La tendance en Syrie

Bachar al-Assad intransigeant : pas de dialogue avec les terroristes

C’est un Bachar al-Assad déterminé, intransigeant avec les terroristes et ouvert avec son peuple, qui est apparu dimanche lors d’un discours prononcé devant le nouveau Parlement retransmis à la télévision. Le président syrien a rendu hommage à « tous les martyrs, civils ou militaires », en soulignant que leur « sang n’aura pas été versé pas en vain ».

Ce discours intervient alors que l’Occident et ses allié arabes ont entamé une nouvelle phase de pressions à la faveur du massacre de Houla, le 25 mai.

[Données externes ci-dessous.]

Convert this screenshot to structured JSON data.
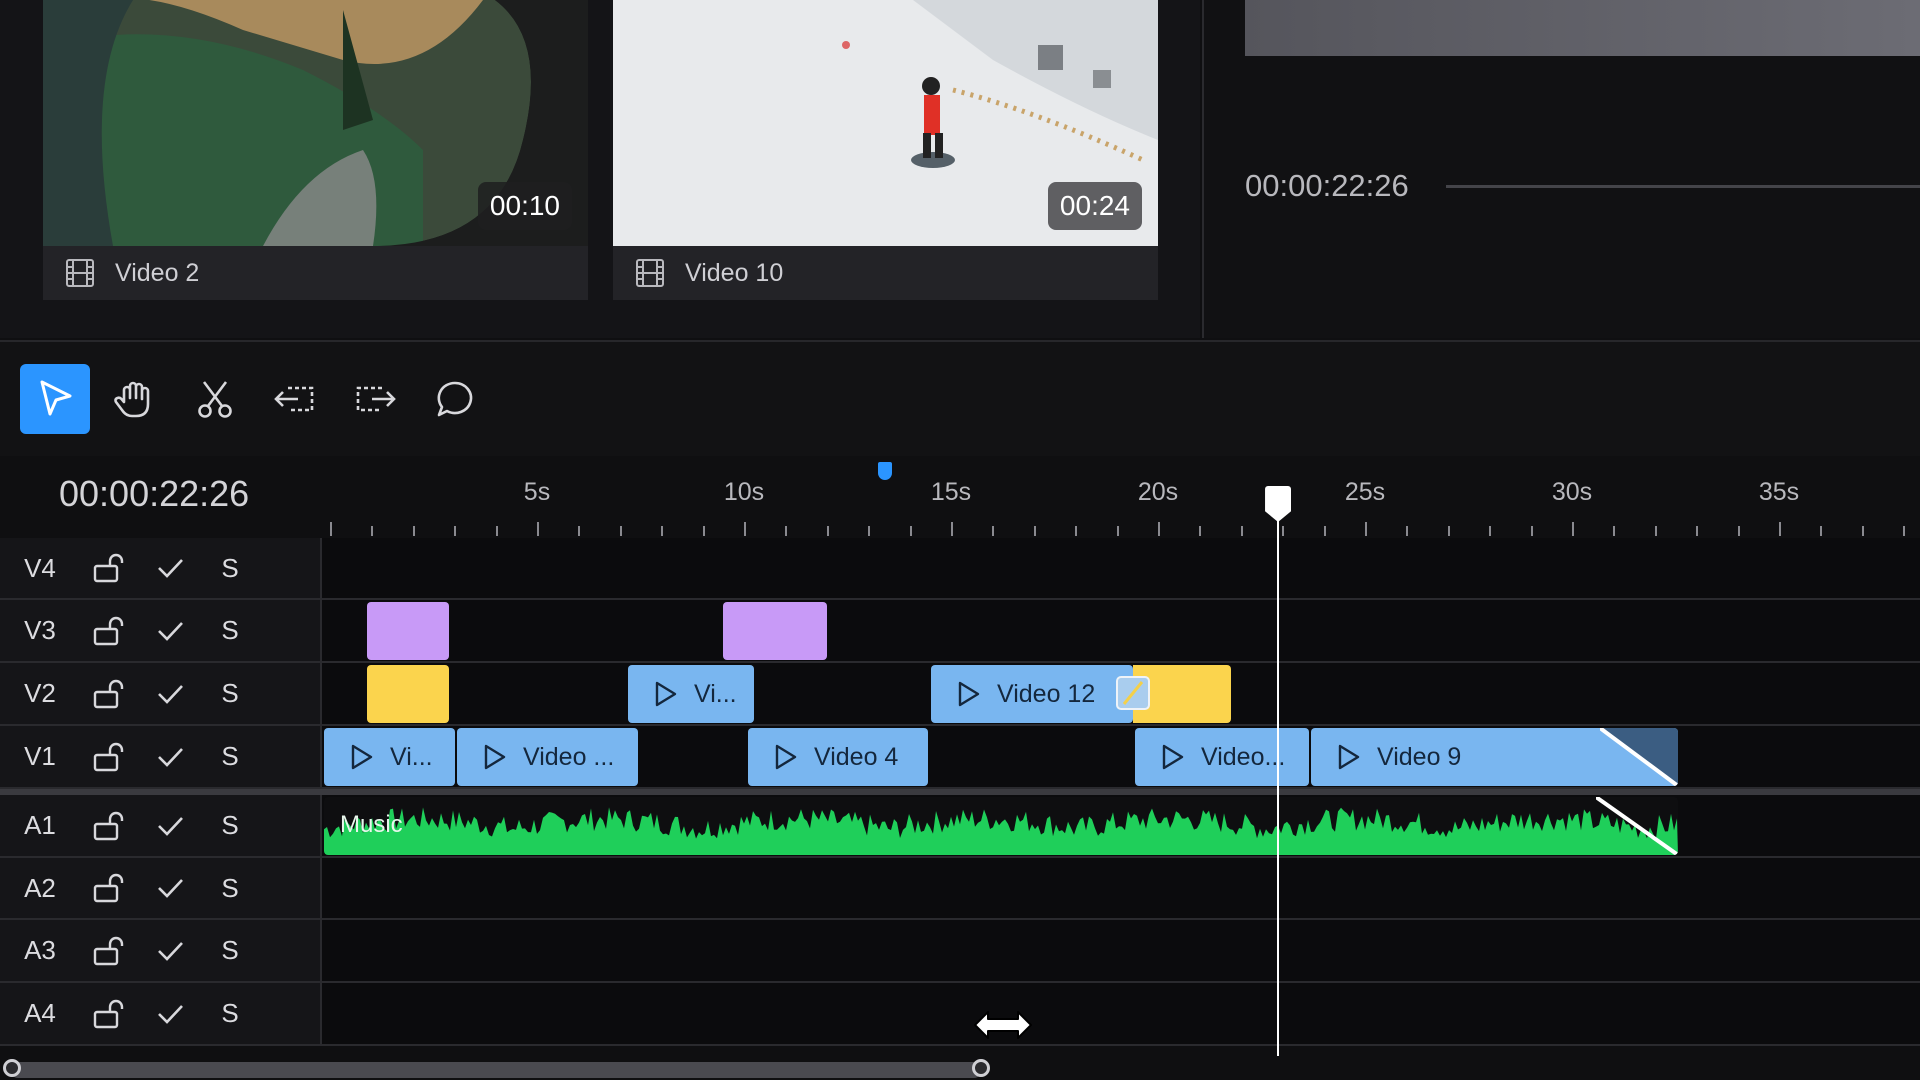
{
  "media_bin": {
    "items": [
      {
        "name": "Video 2",
        "duration": "00:10",
        "icon": "film-icon"
      },
      {
        "name": "Video 10",
        "duration": "00:24",
        "icon": "film-icon"
      }
    ]
  },
  "viewer": {
    "timecode": "00:00:22:26"
  },
  "toolbar": {
    "tools": [
      {
        "name": "select",
        "icon": "pointer-icon",
        "active": true
      },
      {
        "name": "hand",
        "icon": "hand-icon",
        "active": false
      },
      {
        "name": "razor",
        "icon": "scissors-icon",
        "active": false
      },
      {
        "name": "trim-start",
        "icon": "trim-left-icon",
        "active": false
      },
      {
        "name": "trim-end",
        "icon": "trim-right-icon",
        "active": false
      },
      {
        "name": "comment",
        "icon": "comment-icon",
        "active": false
      }
    ]
  },
  "timeline": {
    "timecode": "00:00:22:26",
    "ruler_labels": [
      "5s",
      "10s",
      "15s",
      "20s",
      "25s",
      "30s",
      "35s"
    ],
    "playhead_seconds": 22.9,
    "marker_seconds": 13.4,
    "tracks": [
      {
        "name": "V4",
        "solo": "S"
      },
      {
        "name": "V3",
        "solo": "S"
      },
      {
        "name": "V2",
        "solo": "S"
      },
      {
        "name": "V1",
        "solo": "S"
      },
      {
        "name": "A1",
        "solo": "S"
      },
      {
        "name": "A2",
        "solo": "S"
      },
      {
        "name": "A3",
        "solo": "S"
      },
      {
        "name": "A4",
        "solo": "S"
      }
    ],
    "clips": {
      "v2_a": "Vi...",
      "v2_b": "Video 12",
      "v1_a": "Vi...",
      "v1_b": "Video ...",
      "v1_c": "Video 4",
      "v1_d": "Video...",
      "v1_e": "Video 9",
      "a1": "Music"
    },
    "colors": {
      "video_clip": "#79b6f0",
      "title_clip": "#c89af7",
      "color_clip": "#fbd44d",
      "audio_wave": "#1fcf5a",
      "accent": "#2b95ff"
    }
  }
}
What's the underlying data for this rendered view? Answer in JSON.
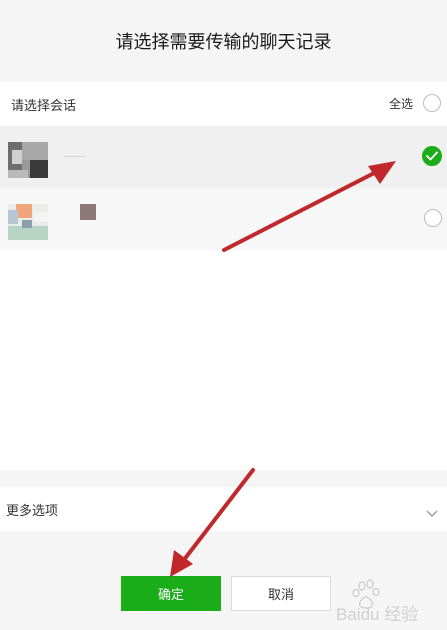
{
  "dialog": {
    "title": "请选择需要传输的聊天记录"
  },
  "list": {
    "header_label": "请选择会话",
    "select_all_label": "全选",
    "conversations": [
      {
        "selected": true
      },
      {
        "selected": false
      }
    ]
  },
  "more_options": {
    "label": "更多选项"
  },
  "buttons": {
    "confirm_label": "确定",
    "cancel_label": "取消"
  },
  "colors": {
    "accent_green": "#1aad19",
    "annotation_arrow": "#c0282b"
  },
  "icons": {
    "checkbox": "circle-checkbox-icon",
    "check": "check-icon",
    "more_toggle": "chevron-down-icon",
    "watermark": "baidu-jingyan-logo-icon"
  },
  "watermark": {
    "text": "Baidu 经验"
  }
}
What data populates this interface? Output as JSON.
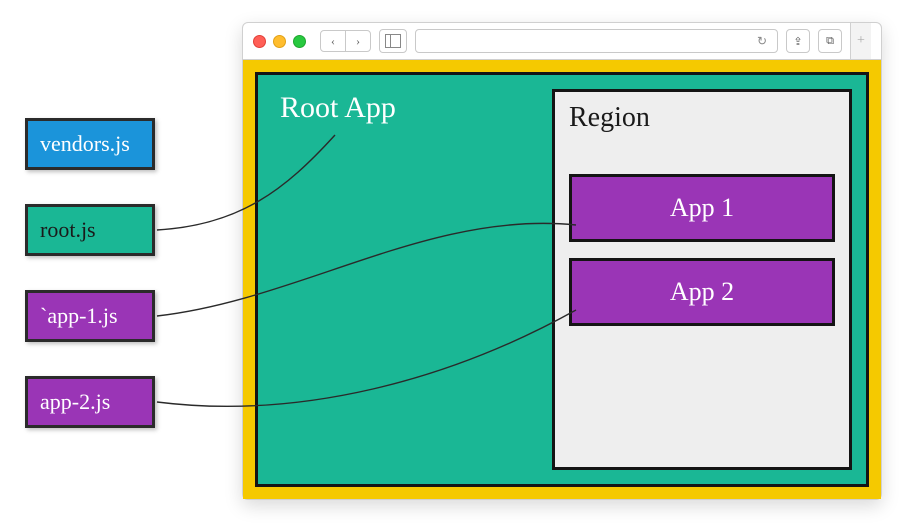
{
  "files": {
    "vendors": {
      "label": "vendors.js",
      "color": "#1b94da"
    },
    "root": {
      "label": "root.js",
      "color": "#1ab795"
    },
    "app1": {
      "label": "`app-1.js",
      "color": "#9a35b6"
    },
    "app2": {
      "label": "app-2.js",
      "color": "#9a35b6"
    }
  },
  "browser": {
    "url_reload_glyph": "↻",
    "back_glyph": "‹",
    "forward_glyph": "›",
    "share_glyph": "⇪",
    "tabs_glyph": "⧉",
    "plus_glyph": "+"
  },
  "diagram": {
    "root_label": "Root App",
    "region_label": "Region",
    "app1_label": "App 1",
    "app2_label": "App 2"
  },
  "colors": {
    "accent_yellow": "#f5c900",
    "accent_teal": "#1ab795",
    "accent_purple": "#9a35b6",
    "accent_blue": "#1b94da",
    "border_dark": "#141414"
  }
}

A cet égard, le président Assad a qualifié de « monstres » les auteurs de carnage et a rendu un hommage appuyé à l’armée syrienne. « Ce qui s’est passé à Houla et dans d’autres lieux sont des massacres sauvages, même les monstres ne les auraient pas perpétrés », a dit M. Assad. « Après la massacre odieux de Houla, ils ont accusé l’armée, mais ils se sont rétractés pour accuser les milices pro-régime, a poursuivi M. Assad.

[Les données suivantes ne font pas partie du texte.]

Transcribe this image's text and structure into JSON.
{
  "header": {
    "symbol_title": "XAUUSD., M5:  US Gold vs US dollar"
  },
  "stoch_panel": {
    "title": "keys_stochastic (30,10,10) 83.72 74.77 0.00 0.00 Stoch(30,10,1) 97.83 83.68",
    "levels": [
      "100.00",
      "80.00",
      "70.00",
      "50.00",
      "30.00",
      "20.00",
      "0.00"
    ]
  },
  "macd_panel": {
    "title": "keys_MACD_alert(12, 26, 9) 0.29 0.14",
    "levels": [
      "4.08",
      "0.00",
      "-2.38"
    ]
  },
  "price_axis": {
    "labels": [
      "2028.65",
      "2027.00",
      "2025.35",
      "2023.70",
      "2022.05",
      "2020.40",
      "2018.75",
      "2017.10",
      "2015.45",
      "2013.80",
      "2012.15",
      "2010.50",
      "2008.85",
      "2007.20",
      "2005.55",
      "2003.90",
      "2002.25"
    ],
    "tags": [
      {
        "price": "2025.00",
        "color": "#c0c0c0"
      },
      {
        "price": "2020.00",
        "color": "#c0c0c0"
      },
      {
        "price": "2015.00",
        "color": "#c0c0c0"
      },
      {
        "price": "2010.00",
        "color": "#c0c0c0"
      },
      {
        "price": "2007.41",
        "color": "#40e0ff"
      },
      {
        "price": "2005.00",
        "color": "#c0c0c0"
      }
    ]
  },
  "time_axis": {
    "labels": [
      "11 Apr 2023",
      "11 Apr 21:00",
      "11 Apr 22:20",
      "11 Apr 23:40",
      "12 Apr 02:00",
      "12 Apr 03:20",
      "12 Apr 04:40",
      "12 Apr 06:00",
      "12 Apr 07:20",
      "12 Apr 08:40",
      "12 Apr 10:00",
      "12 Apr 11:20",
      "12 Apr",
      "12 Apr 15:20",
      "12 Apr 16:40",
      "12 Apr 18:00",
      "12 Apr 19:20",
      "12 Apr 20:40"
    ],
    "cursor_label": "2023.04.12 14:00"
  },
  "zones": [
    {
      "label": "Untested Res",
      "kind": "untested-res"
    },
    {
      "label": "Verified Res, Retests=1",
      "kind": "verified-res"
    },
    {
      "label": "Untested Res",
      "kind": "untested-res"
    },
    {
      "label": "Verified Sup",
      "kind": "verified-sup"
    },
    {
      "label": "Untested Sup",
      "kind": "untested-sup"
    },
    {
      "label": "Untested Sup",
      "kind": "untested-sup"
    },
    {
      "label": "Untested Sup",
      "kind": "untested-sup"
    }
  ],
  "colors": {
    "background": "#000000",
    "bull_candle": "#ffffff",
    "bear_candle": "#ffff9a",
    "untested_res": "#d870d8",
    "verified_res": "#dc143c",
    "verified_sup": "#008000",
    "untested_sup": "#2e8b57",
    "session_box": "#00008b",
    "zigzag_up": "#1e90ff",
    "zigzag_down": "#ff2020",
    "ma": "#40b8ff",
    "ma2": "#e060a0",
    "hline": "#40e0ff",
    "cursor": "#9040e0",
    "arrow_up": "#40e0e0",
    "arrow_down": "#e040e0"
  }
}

« Les criminels planifient de commettre d’autres crimes ». « Je transmets tous mes respects et estime aux soldats héros qui se sont sacrifiés pour la patrie ». Il a dénoncé ceux qui exploitent « des erreurs commises par l’armée pour les amplifier et les montrer comme une politique adoptée par l’Etat ».

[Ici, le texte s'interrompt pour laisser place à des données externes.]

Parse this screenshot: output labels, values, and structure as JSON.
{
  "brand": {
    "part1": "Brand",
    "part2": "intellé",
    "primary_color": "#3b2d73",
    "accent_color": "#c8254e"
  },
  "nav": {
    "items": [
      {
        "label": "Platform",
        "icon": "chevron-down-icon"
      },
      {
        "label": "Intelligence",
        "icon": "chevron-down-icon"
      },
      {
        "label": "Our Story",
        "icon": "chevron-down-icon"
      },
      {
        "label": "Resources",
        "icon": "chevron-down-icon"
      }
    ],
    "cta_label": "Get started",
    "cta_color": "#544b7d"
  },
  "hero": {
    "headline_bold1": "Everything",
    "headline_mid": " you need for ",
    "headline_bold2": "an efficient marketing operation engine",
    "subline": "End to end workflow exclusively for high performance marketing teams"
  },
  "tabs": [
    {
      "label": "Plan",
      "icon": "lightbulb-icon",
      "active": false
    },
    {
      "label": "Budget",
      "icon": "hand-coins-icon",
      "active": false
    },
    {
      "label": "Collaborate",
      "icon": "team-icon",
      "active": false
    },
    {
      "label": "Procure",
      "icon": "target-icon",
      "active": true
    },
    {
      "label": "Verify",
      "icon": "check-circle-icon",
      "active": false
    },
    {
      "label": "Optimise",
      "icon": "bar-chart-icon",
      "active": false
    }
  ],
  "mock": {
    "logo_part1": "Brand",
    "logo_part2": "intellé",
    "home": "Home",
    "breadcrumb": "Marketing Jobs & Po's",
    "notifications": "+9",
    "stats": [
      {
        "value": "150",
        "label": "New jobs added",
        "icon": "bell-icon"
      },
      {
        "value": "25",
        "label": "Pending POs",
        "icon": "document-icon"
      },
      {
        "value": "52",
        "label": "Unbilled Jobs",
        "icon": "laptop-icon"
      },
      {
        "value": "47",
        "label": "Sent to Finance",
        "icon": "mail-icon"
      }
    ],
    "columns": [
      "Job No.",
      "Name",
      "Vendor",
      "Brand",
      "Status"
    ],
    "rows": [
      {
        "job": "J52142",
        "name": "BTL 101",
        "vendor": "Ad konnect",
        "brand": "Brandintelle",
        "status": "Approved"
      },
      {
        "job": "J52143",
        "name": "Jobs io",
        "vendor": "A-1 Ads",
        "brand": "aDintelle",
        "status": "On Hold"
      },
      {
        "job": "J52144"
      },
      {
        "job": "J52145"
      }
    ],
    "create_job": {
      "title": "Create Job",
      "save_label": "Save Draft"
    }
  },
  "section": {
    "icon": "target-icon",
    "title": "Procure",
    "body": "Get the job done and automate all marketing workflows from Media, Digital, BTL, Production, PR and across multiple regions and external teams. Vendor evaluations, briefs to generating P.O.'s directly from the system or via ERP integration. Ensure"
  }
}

Ces positions fermes surviennent à un moment où les Etats-Unis, l’Europe et les monarchies du Golfe, qui ont dès le départ tout fait pour torpiller le plan de sortie de crise en six points de Kofi Annan, tentent de trouver une brèche afin de remettre sur les rails leur projet initial qui consiste à renverser le régime où à précipiter la Syrie dans les affres de la guerre civile. Mais les positions de la Russie et de la Chine restent inflexibles, tandis que la Syrie montre des signaux de résistance qui irritent l’alliance occidentale, à cours d’idées.

Le président Assad a réaffirmé que la Syrie faisait face à un « plan de destruction » et à une « guerre menée de l’étranger ». Il s’est posé en rempart contre le « terrorisme qui augmente », soulignant que le pouvoir avait « essayé tous les moyens politiques » mais ces efforts étaient vains « car nous faisons face à une véritable guerre menée de l’étranger et les moyens de l’affronter sont différents ».
Les responsables du « terrorisme ne sont pas intéressés par le dialogue ou les réformes.
Ils sont chargés d’une mission et ne s’arrêteront que s’ils accomplissent cette mission ou si nous arrivons à les arrêter », a-t-il dit.

Dans un geste d’ouverture envers les opposants qui ne sont pas impliqués dans les violences ou dans des agendas étrangers, M. Assad a déclaré que la Syrie est ouverte à tous les Syriens quelles que soient leurs opinions. « Mais le terrorisme ne peut faire partie du processus politique et nous devons lutter contre le terrorisme pour guérir la nation.

Nous allons continuer à faire face avec vigueur au terrorisme. Il n’y aura pas de compromis dans la lutte contre le terrorisme et ceux qui le soutiennent. La sécurité de la nation est une ligne rouge », a dit le président syrien.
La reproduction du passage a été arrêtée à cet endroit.